Boy, this brings back memories.

Years and years ago I wrote an article for Successful Farming about farmers who relocated from one region to another, and I talked to a couple of farmers who moved from the Midwest to farm those "prairie" soils on the east side of Mississippi and over into Alabama. One farmer, originally from Ohio, said that he and some other folks made the mistake of equating those dark, clay soils with rich prairie soils in the Corn Belt, only to have their hears broken once that first soybean crop came off.

It's a very tricky proposition to relocate, even across the state line. I've known any number of people who've done it successfully, even guys who've relocated from Europe and Canada.
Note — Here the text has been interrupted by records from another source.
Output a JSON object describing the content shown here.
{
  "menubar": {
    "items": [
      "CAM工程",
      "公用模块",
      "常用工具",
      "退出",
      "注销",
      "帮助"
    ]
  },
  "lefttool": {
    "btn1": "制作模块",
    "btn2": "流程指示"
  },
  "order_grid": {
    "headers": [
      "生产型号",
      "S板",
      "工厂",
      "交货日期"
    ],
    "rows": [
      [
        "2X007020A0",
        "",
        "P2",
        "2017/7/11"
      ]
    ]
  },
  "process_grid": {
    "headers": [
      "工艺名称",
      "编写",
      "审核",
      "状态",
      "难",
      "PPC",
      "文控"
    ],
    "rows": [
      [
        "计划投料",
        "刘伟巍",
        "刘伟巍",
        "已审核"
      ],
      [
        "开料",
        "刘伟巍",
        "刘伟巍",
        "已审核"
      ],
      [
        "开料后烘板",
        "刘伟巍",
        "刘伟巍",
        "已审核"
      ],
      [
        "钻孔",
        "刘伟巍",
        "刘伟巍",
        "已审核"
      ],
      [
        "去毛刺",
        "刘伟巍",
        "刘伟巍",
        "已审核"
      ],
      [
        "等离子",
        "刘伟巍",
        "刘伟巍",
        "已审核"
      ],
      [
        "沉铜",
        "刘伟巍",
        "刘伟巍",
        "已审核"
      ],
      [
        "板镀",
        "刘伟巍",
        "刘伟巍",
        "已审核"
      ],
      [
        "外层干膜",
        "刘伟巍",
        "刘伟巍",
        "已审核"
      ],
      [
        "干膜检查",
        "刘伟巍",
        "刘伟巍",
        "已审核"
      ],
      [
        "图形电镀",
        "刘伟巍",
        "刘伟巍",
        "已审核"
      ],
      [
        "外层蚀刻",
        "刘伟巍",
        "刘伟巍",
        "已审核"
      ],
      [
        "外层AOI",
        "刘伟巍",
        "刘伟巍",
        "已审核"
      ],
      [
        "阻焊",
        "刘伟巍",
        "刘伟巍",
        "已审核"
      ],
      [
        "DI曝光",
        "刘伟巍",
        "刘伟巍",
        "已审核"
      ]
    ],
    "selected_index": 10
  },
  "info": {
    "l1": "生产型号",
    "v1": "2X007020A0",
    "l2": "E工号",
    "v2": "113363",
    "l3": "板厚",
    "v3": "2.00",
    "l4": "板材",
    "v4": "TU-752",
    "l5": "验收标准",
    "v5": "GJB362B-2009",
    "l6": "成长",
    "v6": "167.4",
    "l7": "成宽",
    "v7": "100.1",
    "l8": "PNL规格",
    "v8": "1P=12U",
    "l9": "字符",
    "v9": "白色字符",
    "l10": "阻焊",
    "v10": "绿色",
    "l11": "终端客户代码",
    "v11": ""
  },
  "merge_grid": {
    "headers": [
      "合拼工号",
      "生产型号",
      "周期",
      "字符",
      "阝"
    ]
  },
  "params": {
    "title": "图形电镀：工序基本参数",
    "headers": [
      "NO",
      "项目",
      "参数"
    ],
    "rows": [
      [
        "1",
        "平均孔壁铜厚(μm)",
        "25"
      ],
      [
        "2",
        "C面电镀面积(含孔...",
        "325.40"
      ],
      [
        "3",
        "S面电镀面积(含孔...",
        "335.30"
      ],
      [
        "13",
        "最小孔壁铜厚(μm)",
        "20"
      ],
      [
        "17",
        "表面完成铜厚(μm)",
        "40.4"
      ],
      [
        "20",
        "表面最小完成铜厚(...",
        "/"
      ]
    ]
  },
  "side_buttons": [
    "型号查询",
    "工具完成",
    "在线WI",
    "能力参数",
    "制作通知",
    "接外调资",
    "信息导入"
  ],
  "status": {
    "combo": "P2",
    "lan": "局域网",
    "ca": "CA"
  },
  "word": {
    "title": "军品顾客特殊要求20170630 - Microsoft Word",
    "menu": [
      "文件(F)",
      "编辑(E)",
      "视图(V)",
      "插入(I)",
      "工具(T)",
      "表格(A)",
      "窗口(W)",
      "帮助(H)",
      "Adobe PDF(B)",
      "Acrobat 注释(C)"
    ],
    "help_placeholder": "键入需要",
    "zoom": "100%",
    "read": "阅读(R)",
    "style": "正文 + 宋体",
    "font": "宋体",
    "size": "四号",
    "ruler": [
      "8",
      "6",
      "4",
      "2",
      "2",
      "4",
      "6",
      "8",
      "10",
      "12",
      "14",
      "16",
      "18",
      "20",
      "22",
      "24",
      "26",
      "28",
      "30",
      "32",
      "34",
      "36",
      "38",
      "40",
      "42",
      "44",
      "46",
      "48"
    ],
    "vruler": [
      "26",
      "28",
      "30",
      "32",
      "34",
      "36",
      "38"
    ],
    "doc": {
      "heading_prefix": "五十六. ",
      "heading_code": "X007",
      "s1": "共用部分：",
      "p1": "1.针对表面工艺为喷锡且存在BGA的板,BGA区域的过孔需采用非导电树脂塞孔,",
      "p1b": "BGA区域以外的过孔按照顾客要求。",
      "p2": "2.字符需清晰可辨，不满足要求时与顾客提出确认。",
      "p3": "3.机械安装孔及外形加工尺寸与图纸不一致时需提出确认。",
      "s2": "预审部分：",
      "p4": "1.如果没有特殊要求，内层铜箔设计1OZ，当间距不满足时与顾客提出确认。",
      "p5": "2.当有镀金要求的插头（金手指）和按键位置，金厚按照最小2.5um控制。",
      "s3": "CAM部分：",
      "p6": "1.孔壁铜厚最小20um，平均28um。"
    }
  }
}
But maybe about as many who gave it up for a lost cause.

My brother-in-law farms rice and other grains in the Delta, and he pointed out a row of 30k-bushel grain bins down the road from him that he said were planned by a Midwesterner who has contracted to farm some land there. According to my brother-in-law, the system lacked heaters for drying corn and, in particular, drying rice, and they weren't in a cluster for more easily moving grain around for mixing and such. I thought it was sort of strange when I saw them for the first time over the weekend, and they were lined up one after another with more space between them than I could remember with other grain-bin complexes.
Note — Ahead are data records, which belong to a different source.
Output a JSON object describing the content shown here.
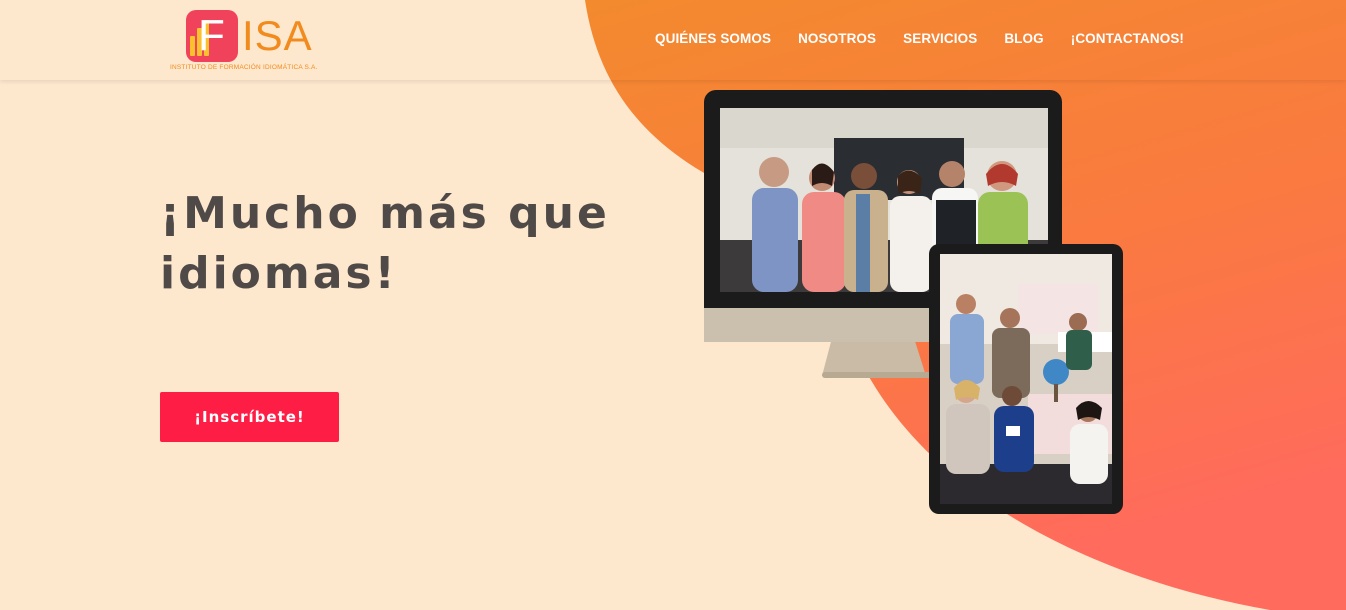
{
  "brand": {
    "letter": "F",
    "name": "ISA",
    "subtitle": "INSTITUTO DE FORMACIÓN IDIOMÁTICA S.A."
  },
  "nav": {
    "items": [
      "QUIÉNES SOMOS",
      "NOSOTROS",
      "SERVICIOS",
      "BLOG",
      "¡CONTACTANOS!"
    ]
  },
  "hero": {
    "title": "¡Mucho más que idiomas!",
    "cta_label": "¡Inscríbete!"
  },
  "colors": {
    "background": "#fde7cd",
    "accent_orange": "#f28b1d",
    "accent_red": "#fd1d45",
    "heading": "#4f4a48"
  }
}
Evidently, the complex was set up kind of like it might have been back in the Corn Belt where there's less humidity and you don't have to contend with green rice. That, at least, was the supposition amongst the locals. Talk was, it had turned into a real challenge trying to deal with some greener, higher moisture rice that had been dumped on top of some drier rice. (This has been a season, anyway, when hardly anything dried down on schedule.)

I am not telling this to make light of anyone from the Midwest or to start some regional conflict on the forum. It simply gets tricky trying to go from one region to another and be open to some of the paradigm shifts that are necessary.

I guess we always see more Midwesterners coming to the South to farm than the other way around because of the relatively cheap land prices - rental and purchase - in headlong times like we've had lately. David Wright, one of the state agronomists in Florida, said he got several calls in the winter and spring from folks in the Corn Belt who wanted to know about renting some of the scrub or rangeland in Florida and planting beans on it. David and I are old enough to remember the last time that happened. And, after a couple of seasons, it went back to grazing.

Again, no slight meant toward anyone from the Corn Belt.